Nunca he sido una persona friolera. Naturalmente, en algunas ocasiones he tenido una sensación de frío, pero era una sensación razonable y compartible con las sensaciones de los que estaban a mi lado.

Cuando era un niño ¿era friolero? No sé qué decir. Eso sí, en aquella época la mayoría de las madres envolvían a sus hijos pequeños con abrigos y bufandas. El camino a la escuela era un desfile de criaturas embutidas.

Ahora leo que en la Antártida se ha producido un hecho importante. Un gran iceberg se ha roto y se ha separado del hielo, que forma un enorme continente. El iceberg, montaña de hielo en inglés, es de dimensiones enormes. Me atrevería a decir, sin consultar mapas, que es el continente más extenso del planeta Tierra. En cualquier caso, el fenómeno del desprendimiento de un volumen enorme de hielo puede producir fenómenos imprevisibles. Porque la masa que se ha independizado podría tener un espesor equivalente a 450 millones de piscinas. Si estuviera vivo, el imaginativo escritor Julio Verne haría de este fenómeno una gran novela. La invasión del hielo. Una hecatombe de la humanidad. Un mundo glacial.

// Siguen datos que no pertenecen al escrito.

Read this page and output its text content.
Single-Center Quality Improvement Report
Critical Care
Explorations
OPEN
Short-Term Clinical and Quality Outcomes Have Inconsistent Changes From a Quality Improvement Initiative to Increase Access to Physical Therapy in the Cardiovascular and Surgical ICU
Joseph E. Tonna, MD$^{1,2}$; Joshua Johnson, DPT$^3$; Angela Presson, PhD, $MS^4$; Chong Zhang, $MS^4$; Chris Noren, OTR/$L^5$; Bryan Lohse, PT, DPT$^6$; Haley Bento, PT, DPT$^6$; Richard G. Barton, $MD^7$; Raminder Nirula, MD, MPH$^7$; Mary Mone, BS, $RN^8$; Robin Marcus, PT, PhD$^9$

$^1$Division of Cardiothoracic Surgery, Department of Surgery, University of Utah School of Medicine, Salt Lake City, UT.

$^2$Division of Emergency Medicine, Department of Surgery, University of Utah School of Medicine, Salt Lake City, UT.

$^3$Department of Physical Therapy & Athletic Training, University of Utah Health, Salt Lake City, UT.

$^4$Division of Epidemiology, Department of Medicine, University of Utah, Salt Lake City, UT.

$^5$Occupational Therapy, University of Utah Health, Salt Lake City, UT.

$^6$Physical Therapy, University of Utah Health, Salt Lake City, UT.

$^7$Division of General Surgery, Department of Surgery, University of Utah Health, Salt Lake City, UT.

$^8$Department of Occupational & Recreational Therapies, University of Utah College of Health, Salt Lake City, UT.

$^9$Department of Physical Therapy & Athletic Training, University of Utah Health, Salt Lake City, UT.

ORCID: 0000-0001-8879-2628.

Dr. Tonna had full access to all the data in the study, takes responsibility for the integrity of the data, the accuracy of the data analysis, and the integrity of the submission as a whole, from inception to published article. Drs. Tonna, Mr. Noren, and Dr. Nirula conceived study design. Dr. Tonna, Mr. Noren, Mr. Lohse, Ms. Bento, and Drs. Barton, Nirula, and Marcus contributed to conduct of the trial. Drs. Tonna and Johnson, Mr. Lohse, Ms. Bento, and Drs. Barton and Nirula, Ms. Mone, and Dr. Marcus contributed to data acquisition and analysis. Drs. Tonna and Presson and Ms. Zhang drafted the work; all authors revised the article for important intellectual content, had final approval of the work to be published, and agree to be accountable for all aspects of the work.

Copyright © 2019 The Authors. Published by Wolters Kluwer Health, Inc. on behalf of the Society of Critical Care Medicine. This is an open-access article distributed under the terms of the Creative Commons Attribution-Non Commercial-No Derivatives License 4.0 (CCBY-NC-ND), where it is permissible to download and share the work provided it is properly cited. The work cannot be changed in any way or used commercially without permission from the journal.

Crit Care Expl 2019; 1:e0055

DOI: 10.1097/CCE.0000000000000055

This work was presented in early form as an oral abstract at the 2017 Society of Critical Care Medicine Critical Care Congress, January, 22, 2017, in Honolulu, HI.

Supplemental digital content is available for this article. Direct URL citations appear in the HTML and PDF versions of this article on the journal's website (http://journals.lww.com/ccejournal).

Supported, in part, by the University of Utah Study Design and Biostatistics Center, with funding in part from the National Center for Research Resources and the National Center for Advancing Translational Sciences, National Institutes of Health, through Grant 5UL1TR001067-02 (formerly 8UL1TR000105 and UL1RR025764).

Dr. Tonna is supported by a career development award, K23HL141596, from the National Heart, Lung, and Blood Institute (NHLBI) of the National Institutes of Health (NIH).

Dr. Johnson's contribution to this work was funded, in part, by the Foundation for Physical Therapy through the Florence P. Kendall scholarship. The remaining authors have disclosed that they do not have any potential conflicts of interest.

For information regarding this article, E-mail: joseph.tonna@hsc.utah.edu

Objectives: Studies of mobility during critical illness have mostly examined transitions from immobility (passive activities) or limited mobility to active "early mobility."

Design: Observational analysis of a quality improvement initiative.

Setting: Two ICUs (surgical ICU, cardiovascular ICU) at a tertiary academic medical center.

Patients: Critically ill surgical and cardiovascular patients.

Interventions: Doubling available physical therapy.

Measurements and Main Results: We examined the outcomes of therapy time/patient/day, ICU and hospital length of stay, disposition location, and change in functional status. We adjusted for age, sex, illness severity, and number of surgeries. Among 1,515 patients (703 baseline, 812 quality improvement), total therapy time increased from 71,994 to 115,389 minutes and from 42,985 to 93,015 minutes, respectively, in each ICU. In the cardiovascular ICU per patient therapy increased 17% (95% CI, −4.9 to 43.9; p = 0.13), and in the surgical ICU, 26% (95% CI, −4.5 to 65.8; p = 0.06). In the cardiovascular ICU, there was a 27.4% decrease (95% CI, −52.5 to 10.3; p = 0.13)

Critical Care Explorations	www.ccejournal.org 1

Esta hipótesis de desastre global me ha hecho pensar en las diferentes sensibilidades que nosotros tenemos ante el frío. Estas diferencias son la causa de discusiones. Es frecuente que en una casa, una oficina, en cualquier espacio que compartimos, alguien pida que se suba la calefacción y a su lado haya alguien que proponga que se baje. ¡Cuántas sensibilidades hay! La libertad térmica puede ser tan difícil de ejercer como la libertad política.

El frío, que un día puede ser universal, acabará con los matices metafóricos del lenguaje. «He escuchado a aquel político y me he quedado helado». «Sus propuestas me dejan frío». «Te aconsejo que la propuesta que te hacen la dejes enfriar». En un diccionario serio encuentro este inesperado ejemplo de frialdad: «Esta chica es un hielo». ¿No será que contigo ya se ha quemado?